Trevor   Posted: March 10, 2007 4:18 PM
God made us in his image, and if there was not something inherently good in suffering (and only God is good) then he would not have made us able to suffer just like Him. Just think about how important it is to mourn with those who mourn and to celebrate with joy with those who rejoice. What a flat idol of a god our God would be if he was so abstracted and divorced from us that he did not suffer just as any person (Person in his case) would. Just because we refer to Him as a Person with a capital "P" to show our respect for His Majesty does not make him any less of a full person.

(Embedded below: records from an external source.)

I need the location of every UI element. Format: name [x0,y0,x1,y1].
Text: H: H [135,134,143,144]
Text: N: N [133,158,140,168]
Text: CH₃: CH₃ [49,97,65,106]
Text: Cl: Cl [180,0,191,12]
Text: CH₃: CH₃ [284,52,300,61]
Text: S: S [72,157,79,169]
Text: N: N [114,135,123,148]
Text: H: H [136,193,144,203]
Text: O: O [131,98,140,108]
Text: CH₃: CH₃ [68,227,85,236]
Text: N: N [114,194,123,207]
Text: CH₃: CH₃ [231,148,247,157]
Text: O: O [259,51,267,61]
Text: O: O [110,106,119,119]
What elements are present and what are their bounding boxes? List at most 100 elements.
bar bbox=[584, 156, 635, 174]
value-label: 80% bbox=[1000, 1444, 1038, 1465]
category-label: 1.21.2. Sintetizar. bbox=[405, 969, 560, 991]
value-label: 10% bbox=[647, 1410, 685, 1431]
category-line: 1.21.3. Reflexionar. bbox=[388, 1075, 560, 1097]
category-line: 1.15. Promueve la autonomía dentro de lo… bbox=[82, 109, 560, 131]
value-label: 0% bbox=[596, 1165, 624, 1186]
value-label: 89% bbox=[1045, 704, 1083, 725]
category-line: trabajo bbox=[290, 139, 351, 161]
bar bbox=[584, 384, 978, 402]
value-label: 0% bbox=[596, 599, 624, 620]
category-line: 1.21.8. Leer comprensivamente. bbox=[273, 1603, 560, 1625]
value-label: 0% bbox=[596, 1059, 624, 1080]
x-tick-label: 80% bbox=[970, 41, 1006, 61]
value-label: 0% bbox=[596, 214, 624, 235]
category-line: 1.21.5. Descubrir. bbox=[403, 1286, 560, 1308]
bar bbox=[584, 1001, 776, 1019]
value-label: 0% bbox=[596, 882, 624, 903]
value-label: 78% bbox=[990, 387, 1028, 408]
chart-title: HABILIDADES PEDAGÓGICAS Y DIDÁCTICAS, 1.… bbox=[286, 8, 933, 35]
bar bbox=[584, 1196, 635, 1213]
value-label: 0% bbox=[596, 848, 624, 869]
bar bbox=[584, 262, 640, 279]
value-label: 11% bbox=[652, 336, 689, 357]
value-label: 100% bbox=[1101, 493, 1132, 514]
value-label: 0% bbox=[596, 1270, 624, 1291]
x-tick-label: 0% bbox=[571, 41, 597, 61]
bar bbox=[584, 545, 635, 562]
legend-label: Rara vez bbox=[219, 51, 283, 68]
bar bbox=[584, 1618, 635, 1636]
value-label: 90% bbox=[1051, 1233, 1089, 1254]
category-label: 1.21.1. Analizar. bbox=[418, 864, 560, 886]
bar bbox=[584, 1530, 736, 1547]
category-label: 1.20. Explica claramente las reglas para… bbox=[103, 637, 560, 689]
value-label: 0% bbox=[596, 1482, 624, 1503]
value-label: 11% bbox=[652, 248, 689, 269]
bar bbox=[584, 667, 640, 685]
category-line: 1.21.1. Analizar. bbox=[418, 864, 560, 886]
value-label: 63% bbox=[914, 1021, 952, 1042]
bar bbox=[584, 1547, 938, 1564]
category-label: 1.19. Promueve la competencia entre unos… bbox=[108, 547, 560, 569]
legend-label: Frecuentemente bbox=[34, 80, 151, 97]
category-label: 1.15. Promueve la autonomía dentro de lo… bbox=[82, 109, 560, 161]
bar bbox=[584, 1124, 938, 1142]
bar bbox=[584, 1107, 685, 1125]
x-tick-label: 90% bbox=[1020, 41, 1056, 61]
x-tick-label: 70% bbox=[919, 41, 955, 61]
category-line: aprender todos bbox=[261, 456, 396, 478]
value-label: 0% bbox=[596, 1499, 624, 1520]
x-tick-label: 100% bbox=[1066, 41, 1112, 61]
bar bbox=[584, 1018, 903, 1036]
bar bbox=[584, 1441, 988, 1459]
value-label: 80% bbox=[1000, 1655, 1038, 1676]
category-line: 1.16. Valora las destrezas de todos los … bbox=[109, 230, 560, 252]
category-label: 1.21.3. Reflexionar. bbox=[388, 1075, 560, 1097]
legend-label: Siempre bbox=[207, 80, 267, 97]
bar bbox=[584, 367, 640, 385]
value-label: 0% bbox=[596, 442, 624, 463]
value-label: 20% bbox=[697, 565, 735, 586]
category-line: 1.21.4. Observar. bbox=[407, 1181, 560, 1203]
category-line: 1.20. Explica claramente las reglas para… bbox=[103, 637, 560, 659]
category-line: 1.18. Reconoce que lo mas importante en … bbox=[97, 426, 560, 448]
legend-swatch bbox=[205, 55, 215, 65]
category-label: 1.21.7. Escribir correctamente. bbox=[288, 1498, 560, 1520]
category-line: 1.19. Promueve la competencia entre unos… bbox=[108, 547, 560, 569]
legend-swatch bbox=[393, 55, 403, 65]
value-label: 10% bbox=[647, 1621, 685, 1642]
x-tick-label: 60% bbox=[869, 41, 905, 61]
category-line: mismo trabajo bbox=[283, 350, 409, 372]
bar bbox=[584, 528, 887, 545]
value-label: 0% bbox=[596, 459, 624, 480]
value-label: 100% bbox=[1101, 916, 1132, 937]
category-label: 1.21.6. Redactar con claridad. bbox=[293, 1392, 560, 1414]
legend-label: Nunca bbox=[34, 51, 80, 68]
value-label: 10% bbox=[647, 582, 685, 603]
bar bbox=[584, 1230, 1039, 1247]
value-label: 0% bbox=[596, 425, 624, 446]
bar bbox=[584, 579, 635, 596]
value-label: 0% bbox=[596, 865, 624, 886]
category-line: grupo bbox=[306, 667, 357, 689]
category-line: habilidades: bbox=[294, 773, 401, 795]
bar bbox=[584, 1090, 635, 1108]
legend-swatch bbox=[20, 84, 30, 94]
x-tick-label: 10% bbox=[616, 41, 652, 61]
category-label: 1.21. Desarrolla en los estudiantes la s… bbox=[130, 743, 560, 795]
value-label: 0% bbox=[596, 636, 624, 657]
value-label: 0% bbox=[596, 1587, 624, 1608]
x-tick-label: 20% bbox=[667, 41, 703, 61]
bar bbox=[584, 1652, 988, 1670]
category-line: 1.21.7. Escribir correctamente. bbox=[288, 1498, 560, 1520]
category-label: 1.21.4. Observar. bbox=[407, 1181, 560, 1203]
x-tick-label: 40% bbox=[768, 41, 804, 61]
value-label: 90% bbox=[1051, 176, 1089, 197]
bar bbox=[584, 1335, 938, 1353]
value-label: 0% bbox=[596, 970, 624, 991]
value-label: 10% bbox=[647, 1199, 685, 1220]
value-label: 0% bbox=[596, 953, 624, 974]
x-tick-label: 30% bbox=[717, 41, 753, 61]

William   Posted: March 05, 2007 12:03 PM
God by definition is not beyond coprehension. Have you ever heard of analogy? Does that comment or thought of God in which you made go beyond comprehension? That is a contradiction. It is better to believe that God is known in so far as Act to act is known. It does not mean that one's knowledge is exhaustive, but what can be known is known via analogy. Second, it is a red herring to say that the 3 A's are wrong without proving it. This was held by all the creeds, Fathers, medievals, reformers, and contemporaries. You have to prove them wrong. Bill has offered a very strong refutation, in which you did not respond to his comment on God is Pure Actuality with no Potentiality. If you can prove that God's being is not the same as his essence, then ok di-polar theism wins the day. But you need to respond to Aquinas in the summa if you are going to win that argument. Also, he does not mean that all of God is caused, but only the suffered part. So again you have a caused part in the Uncasued.